Power is only a downchange away...


----------



## Philip (Jan 17, 2002)

Rather than just the extra 200cc, I would think that it's more to do with lower rod/stroke ratios and the corresponding side loadings and also how much of the space for the rings you lose with the longer stroke kits.

Phil


----------



## chas (Sep 19, 2003)

*Low down power*

are there no engine mods at all that can give you more 
torque low down the rev range?.
Say you were willing to sacrifice top end speed can't you get more lb ft or do you need to run on full boost at higher revs.

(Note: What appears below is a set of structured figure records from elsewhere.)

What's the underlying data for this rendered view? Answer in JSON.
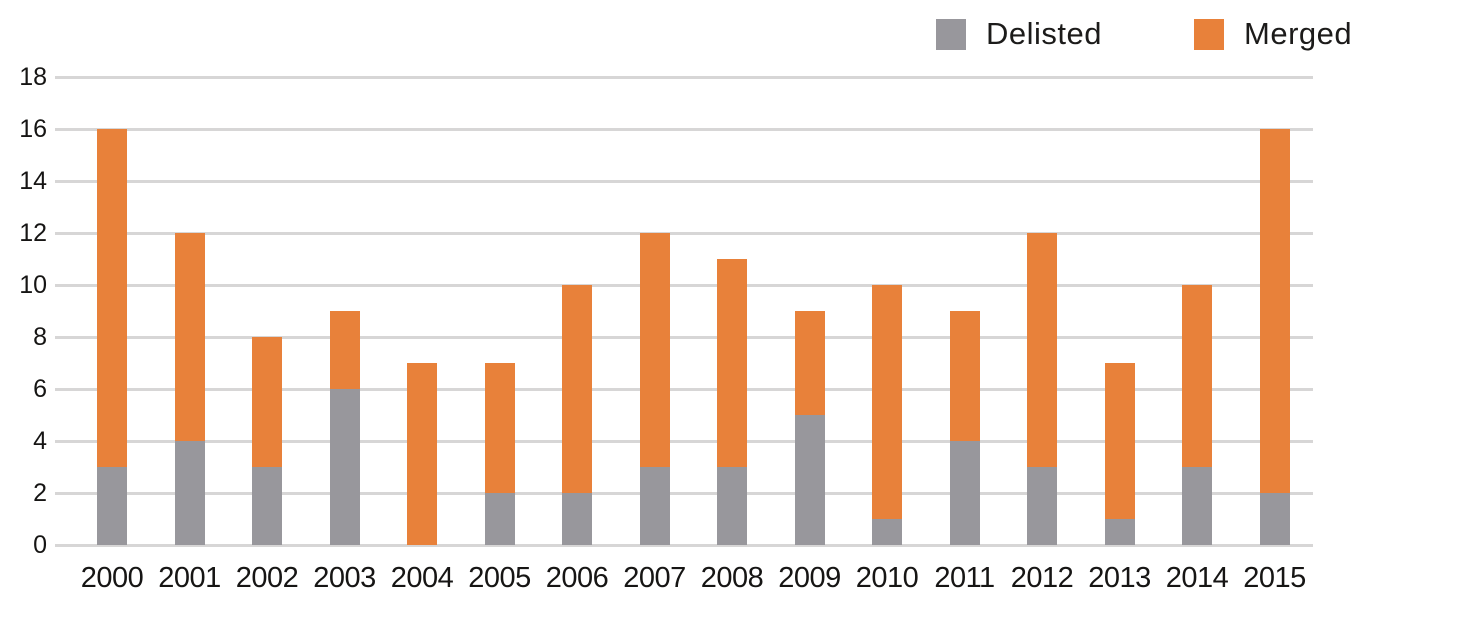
{
  "chart_data": {
    "type": "bar",
    "stacked": true,
    "title": "",
    "xlabel": "",
    "ylabel": "",
    "categories": [
      "2000",
      "2001",
      "2002",
      "2003",
      "2004",
      "2005",
      "2006",
      "2007",
      "2008",
      "2009",
      "2010",
      "2011",
      "2012",
      "2013",
      "2014",
      "2015"
    ],
    "series": [
      {
        "name": "Delisted",
        "color": "#98979c",
        "values": [
          3,
          4,
          3,
          6,
          0,
          2,
          2,
          3,
          3,
          5,
          1,
          4,
          3,
          1,
          3,
          2
        ]
      },
      {
        "name": "Merged",
        "color": "#e8813a",
        "values": [
          13,
          8,
          5,
          3,
          7,
          5,
          8,
          9,
          8,
          4,
          9,
          5,
          9,
          6,
          7,
          14
        ]
      }
    ],
    "ylim": [
      0,
      18
    ],
    "ytick_step": 2,
    "yticks": [
      "0",
      "2",
      "4",
      "6",
      "8",
      "10",
      "12",
      "14",
      "16",
      "18"
    ],
    "grid": true,
    "gridline_color": "#d7d6d6",
    "legend_position": "top-right",
    "background_color": "#ffffff",
    "text_color": "#161514"
  }
}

IMO once your past 130 or 140 mph does it really matter how much more you can push it, unless of course its a speed challenge or drag strip. I bought mine for some road/track use but would like some low down grunt even at the expense of flat out speed....

Charlie


----------



## Ultimate X (Oct 31, 2003)

Thanks yall. I just wanted to see if i could build a 400R, since i can't buy one. And i don't want to lift the one in London.  But, after looking at other part costs and how long it will take it will be easier to lift the one in london. J/K

It's Just been a dream to get one of the emperor's R31s, R32 GT-R V-spec II, a 400R, and a GT-R V-Spec II Nur N1; but it looks like i wont get the chance.  

A guy can dream, right?


----------



## DCD (Jun 28, 2001)

[c0cky reply]

You sure can Ultimate X, as the BNR34 V-spec II Nur N1 never existed  

[/c0cky reply]


----------



## Ultimate X (Oct 31, 2003)

I thought the Nurs were based on an N1 Platform?


----------



## DCD (Jun 28, 2001)

Whats an N1 platform


----------



## Ultimate X (Oct 31, 2003)

U don't know about the N1 Specs? It has do wo with the engine. U know the Nurs have Steel turbos instead of ceramic right? And, theres a few more differentces between the regular GT-Rs and the Nurs. 

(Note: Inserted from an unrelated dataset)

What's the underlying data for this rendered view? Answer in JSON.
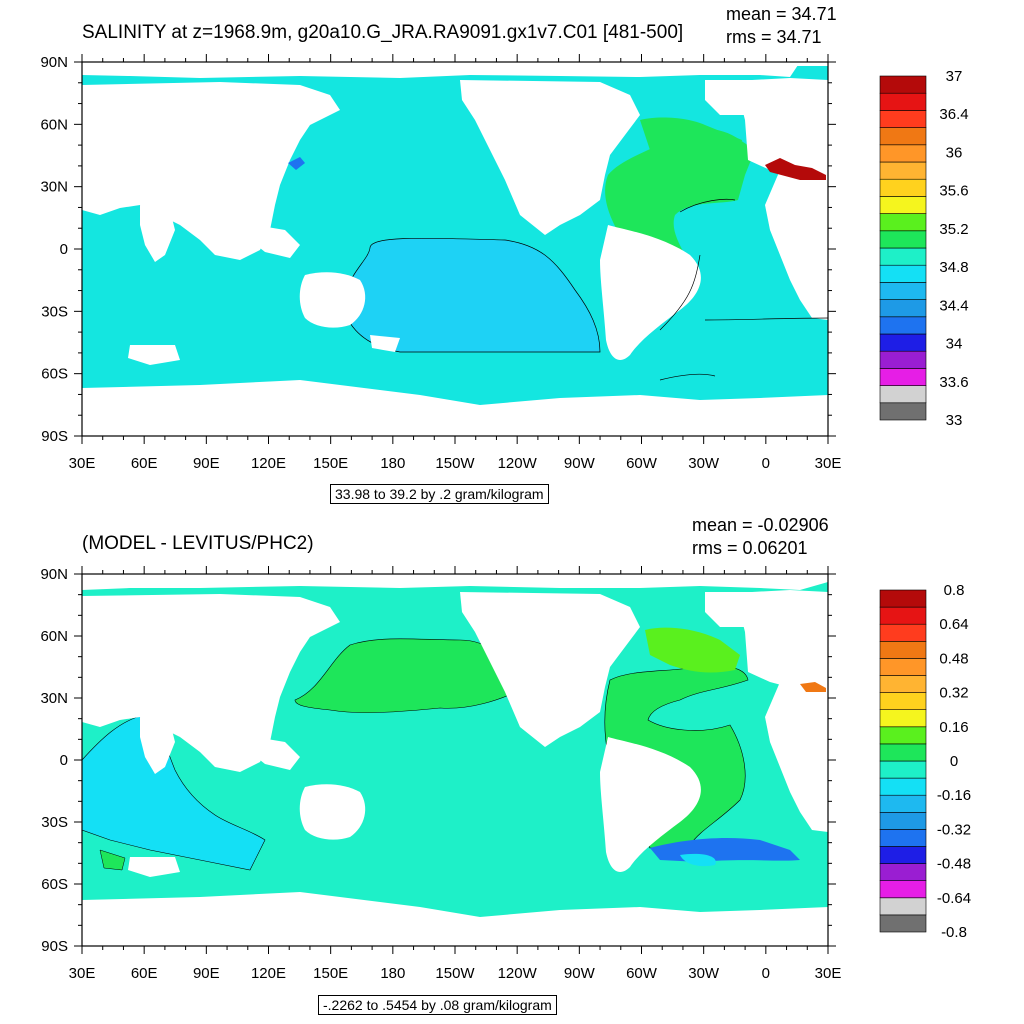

"2002.02 : As the final limited-production series of the R34 Skyline GT-R, the Nur. series was introduced in Japan. The feature of the GT-R Nur. is a highly accurate engine which improved the weight balance such as pistons and con-rods which are the main parts of the engine based on the N1 specification engine installed in the Nuerburgrings 24 hour race and a domestic Super Taikyu race."--From http://www.j-garage.com/2110.htm. and there's many more. 


U didn't know about the N1 Specs?


----------



## DCD (Jun 28, 2001)

You said:



> N1 Platform?


Not an N1 engine/specs


----------



## Ultimate X (Oct 31, 2003)

My bad. Shoot me. I messed up on a word. the thing is the N1 was a higher standard for the RB.they took the performance from one level and took it up one. Like elevating it. a Mesa, a table, a platform.


----------



## DCD (Jun 28, 2001)

Strange definition of platform you have there. 

So when someone tells you that the new Skyline, Skyline Coupe, 350Z, Stagea, Munaro, FX45 are all based on the same platform what on earth is your interpretation?


----------



## Ultimate X (Oct 31, 2003)

Now ur just srew'n with me. 

There's more than one deffenition. lol 
and if ur talking about the sorry excuse of the G/V35 of a skyline and the 2007 GT-R i would think they all have a VQ.


----------



## DCD (Jun 28, 2001)

Eh eh...

So engine=platform where you come from?


----------



## Ultimate X (Oct 31, 2003)

Ur lov'n this huh? lol
I think platform as:
1: a level of skill/performance.
2: an elevated mound of earth/any form of flat furniture
3: design
4: and i can't think of anymore this second.


----------



## DCD (Jun 28, 2001)

right, you lost me now. I'm off for a drink!


----------